Bireyin kendine yapacağı en büyük yardım kendini aramak, kendini bilmek, kendini manaya taşımak ve bütünün tamamını görmeye çalışarak bir yüksekliğe  taşımak olabilir. Peki bunu yapabiliyor muyuz? Ne derece yapabiliyoruz? Neden yapamıyoruz? Ben bunun için nefes teknikleri ile uğraşıyorum. Çünkü ayetler var, hadisler var. Bir de “nefsini bilen rabbini bilir” sözü vardır. Nefes Arapça’da nefes demektir. Nefes ile ilgili nefase vardır, nefeseler; yani sihir yapan kadınlar, kadim bilgilerde nefes ile yapılan birtakım tabiat harikaları, mucizeler vardır.

 
 

“Nefesini bilen Rabbini bilir” ne demektir? Nefesi bildiğiniz zaman ne oluyor? Nefesinizi bildiğiniz zaman üzerinizdeki bütün sıfatları; yani 99 esmayı ile sembolize edilmiş bütün sıfatları bilmiş oluyorsunuz ve bununla azami derecede ilgilenmeye başlıyorsunuz. Çünkü nefes, otonom sinir sistemini etkileyen bir olgu. Yani üzerinizdeki bütün potansiyelleri, sıkışmışlıkları, patolojileri doğru nefes alarak ve nefesinizi kontrol ederek iyileştirebiliyorsunuz. Bunun için “nefesi bilen Rabbi’ni bilir” diyoruz.
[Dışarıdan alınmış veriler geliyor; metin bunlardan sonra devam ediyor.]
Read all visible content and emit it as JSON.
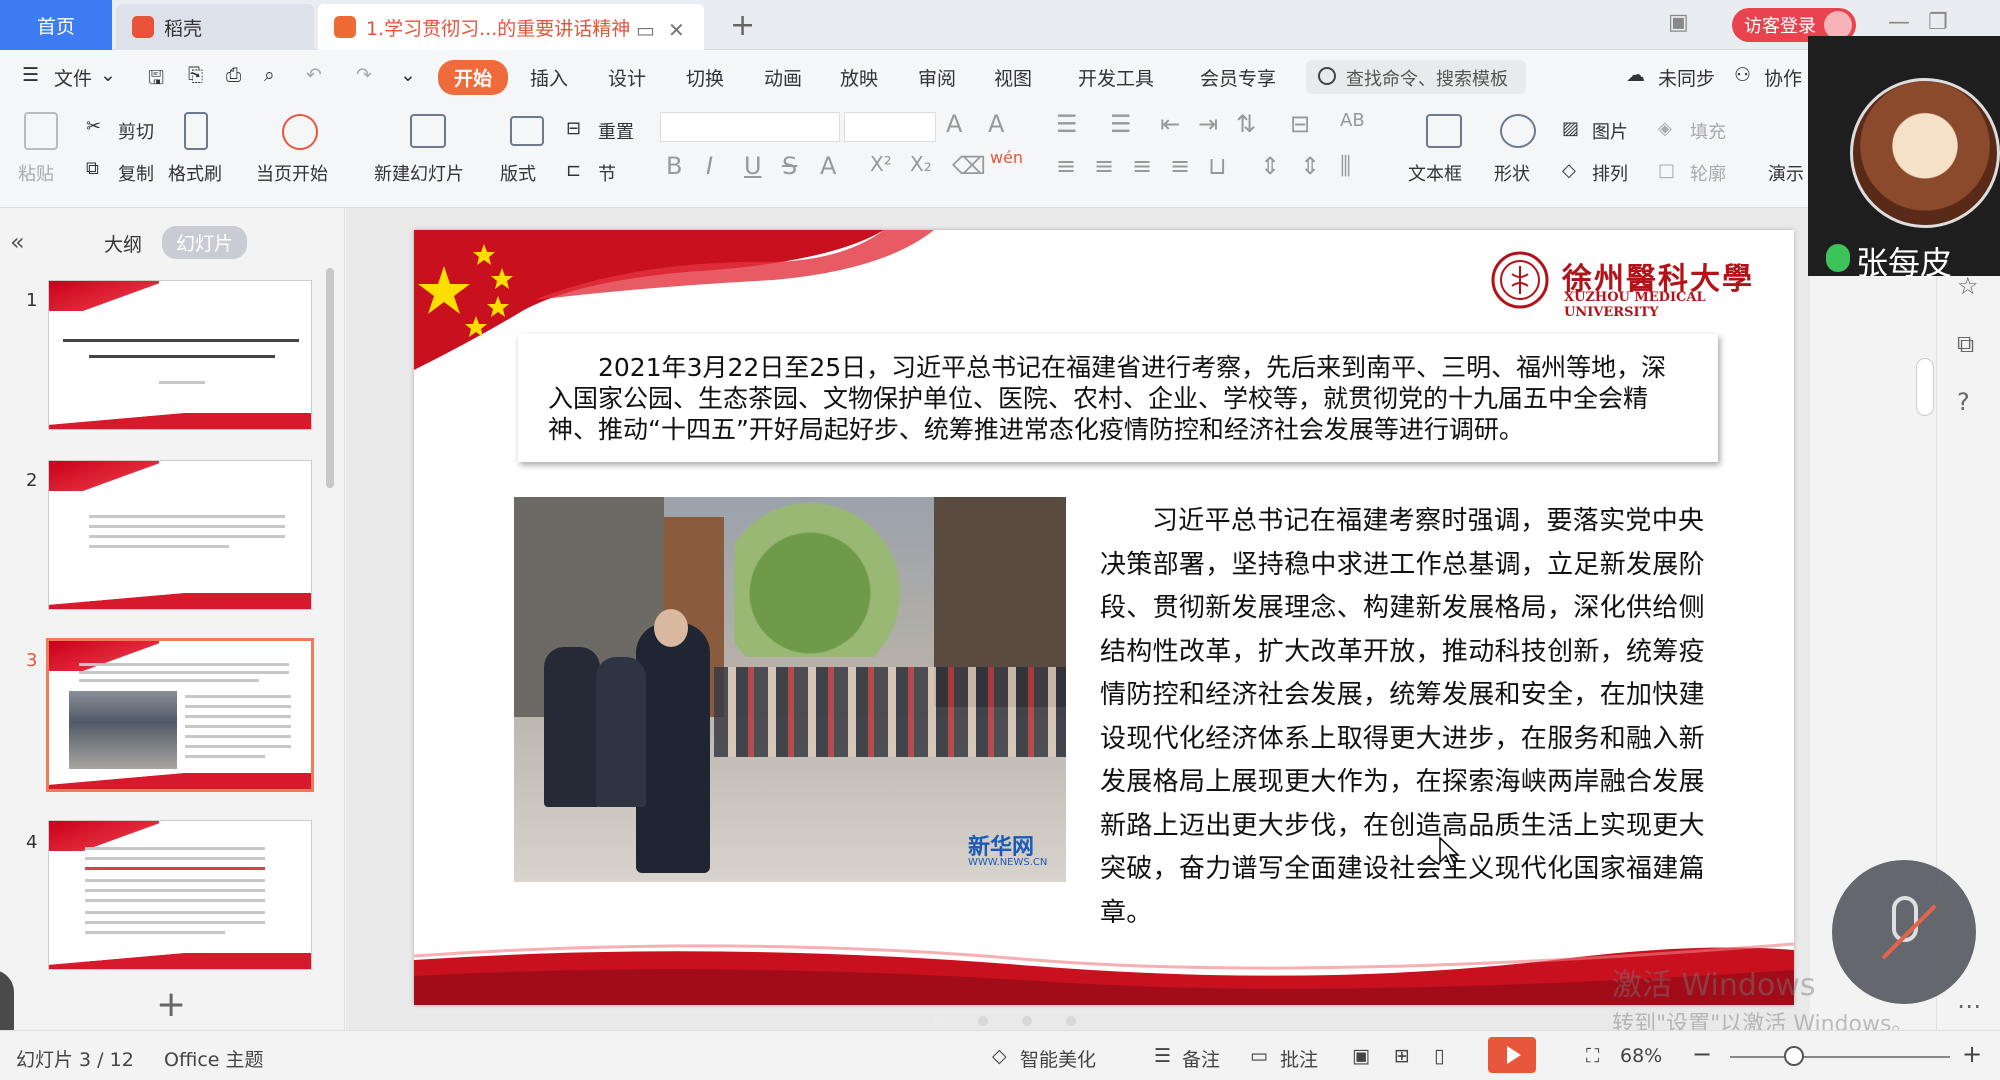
{
  "tabs": {
    "home": "首页",
    "docer": "稻壳",
    "doc": "1.学习贯彻习...的重要讲话精神",
    "new_tab": "+"
  },
  "header": {
    "login": "访客登录"
  },
  "menu": {
    "items": [
      "文件",
      "开始",
      "插入",
      "设计",
      "切换",
      "动画",
      "放映",
      "审阅",
      "视图",
      "开发工具",
      "会员专享"
    ],
    "active": "开始",
    "search_placeholder": "查找命令、搜索模板",
    "sync": "未同步",
    "collab": "协作"
  },
  "ribbon": {
    "paste": "粘贴",
    "cut": "剪切",
    "copy": "复制",
    "format_painter": "格式刷",
    "from_current": "当页开始",
    "new_slide": "新建幻灯片",
    "layout": "版式",
    "reset": "重置",
    "section": "节",
    "textbox": "文本框",
    "shape": "形状",
    "picture": "图片",
    "fill": "填充",
    "arrange": "排列",
    "outline": "轮廓",
    "present": "演示"
  },
  "pane": {
    "outline_tab": "大纲",
    "slides_tab": "幻灯片",
    "collapse": "«",
    "thumbs": [
      "1",
      "2",
      "3",
      "4"
    ],
    "add": "+"
  },
  "slide": {
    "logo_cn": "徐州醫科大學",
    "logo_en": "XUZHOU MEDICAL UNIVERSITY",
    "intro": "2021年3月22日至25日，习近平总书记在福建省进行考察，先后来到南平、三明、福州等地，深入国家公园、生态茶园、文物保护单位、医院、农村、企业、学校等，就贯彻党的十九届五中全会精神、推动“十四五”开好局起好步、统筹推进常态化疫情防控和经济社会发展等进行调研。",
    "body": "习近平总书记在福建考察时强调，要落实党中央决策部署，坚持稳中求进工作总基调，立足新发展阶段、贯彻新发展理念、构建新发展格局，深化供给侧结构性改革，扩大改革开放，推动科技创新，统筹疫情防控和经济社会发展，统筹发展和安全，在加快建设现代化经济体系上取得更大进步，在服务和融入新发展格局上展现更大作为，在探索海峡两岸融合发展新路上迈出更大步伐，在创造高品质生活上实现更大突破，奋力谱写全面建设社会主义现代化国家福建篇章。",
    "photo_watermark": "新华网",
    "photo_watermark_url": "WWW.NEWS.CN"
  },
  "call": {
    "name": "张每皮"
  },
  "watermark": {
    "line1": "激活 Windows",
    "line2": "转到\"设置\"以激活 Windows。"
  },
  "status": {
    "slide_info": "幻灯片 3 / 12",
    "theme": "Office 主题",
    "beautify": "智能美化",
    "notes": "备注",
    "comments": "批注",
    "zoom": "68%",
    "minus": "−",
    "plus": "+"
  }
}
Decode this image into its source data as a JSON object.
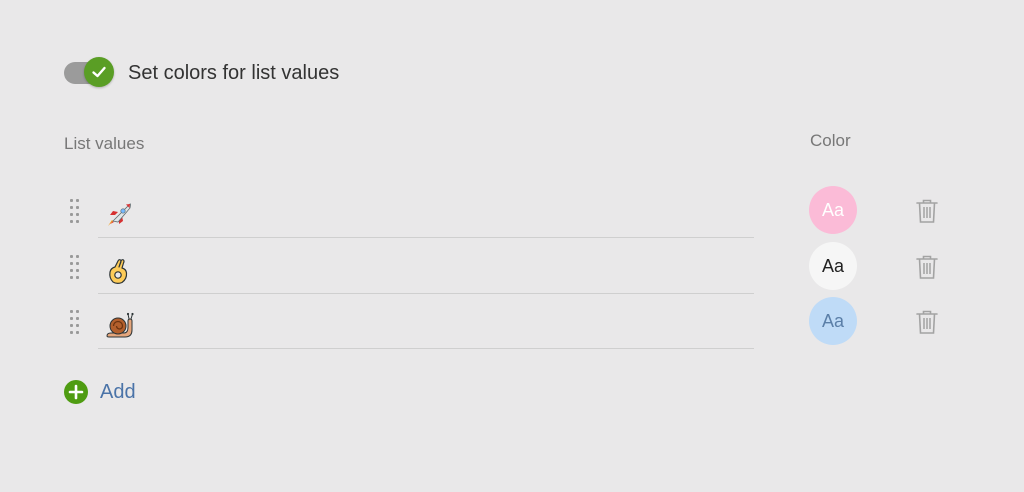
{
  "toggle": {
    "label": "Set colors for list values",
    "checked": true,
    "track_color": "#9b9b9b",
    "knob_color": "#5a9e25",
    "icon": "check-icon"
  },
  "headers": {
    "list_values": "List values",
    "color": "Color"
  },
  "rows": [
    {
      "emoji": "rocket",
      "swatch_label": "Aa",
      "swatch_bg": "#fbbbd7",
      "swatch_fg": "#ffffff"
    },
    {
      "emoji": "ok-hand",
      "swatch_label": "Aa",
      "swatch_bg": "#f6f6f6",
      "swatch_fg": "#222222"
    },
    {
      "emoji": "snail",
      "swatch_label": "Aa",
      "swatch_bg": "#bfdbf7",
      "swatch_fg": "#5b7fa8"
    }
  ],
  "add": {
    "label": "Add",
    "icon_color": "#4f9c12",
    "label_color": "#4a73a8"
  }
}
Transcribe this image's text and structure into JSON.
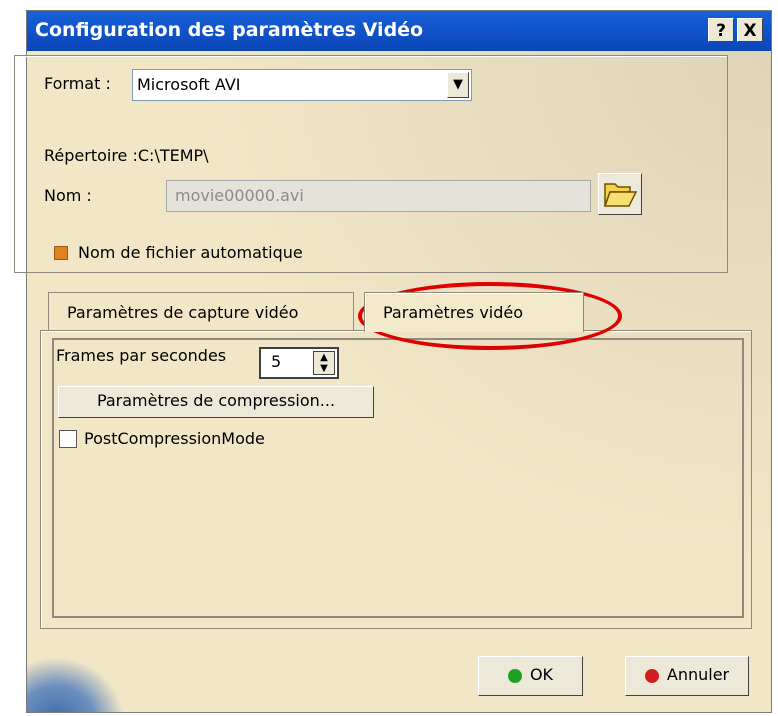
{
  "window": {
    "title": "Configuration des paramètres Vidéo",
    "help_label": "?",
    "close_label": "X"
  },
  "format": {
    "label": "Format :",
    "value": "Microsoft AVI"
  },
  "directory": {
    "label": "Répertoire :C:\\TEMP\\"
  },
  "name": {
    "label": "Nom :",
    "value": "movie00000.avi"
  },
  "auto_filename": {
    "label": "Nom de fichier automatique",
    "checked": true
  },
  "tabs": [
    {
      "label": "Paramètres de capture vidéo",
      "active": false
    },
    {
      "label": "Paramètres vidéo",
      "active": true
    }
  ],
  "video": {
    "fps_label": "Frames par secondes",
    "fps_value": "5",
    "compression_button": "Paramètres de compression...",
    "post_compression": {
      "label": "PostCompressionMode",
      "checked": false
    }
  },
  "buttons": {
    "ok": "OK",
    "cancel": "Annuler"
  },
  "colors": {
    "title_bar": "#0a46b8",
    "dialog_bg": "#f1e6c6",
    "highlight": "#e00000",
    "ok_dot": "#20a020",
    "cancel_dot": "#d02020"
  }
}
Bu nedenle, özellikle nefesi ile ilgilenenler çok çabuk bu konuda teknik çalışmalar yaparak bilinç kotlarını açıyorlar, farkındalıklarını yükseltiyorlar ve yaşamın tamamını hissetmekle ilgili ufak bir pencereden değil, bütününün tamamını görecek bir perspektiften bütüne bakabiliyorlar.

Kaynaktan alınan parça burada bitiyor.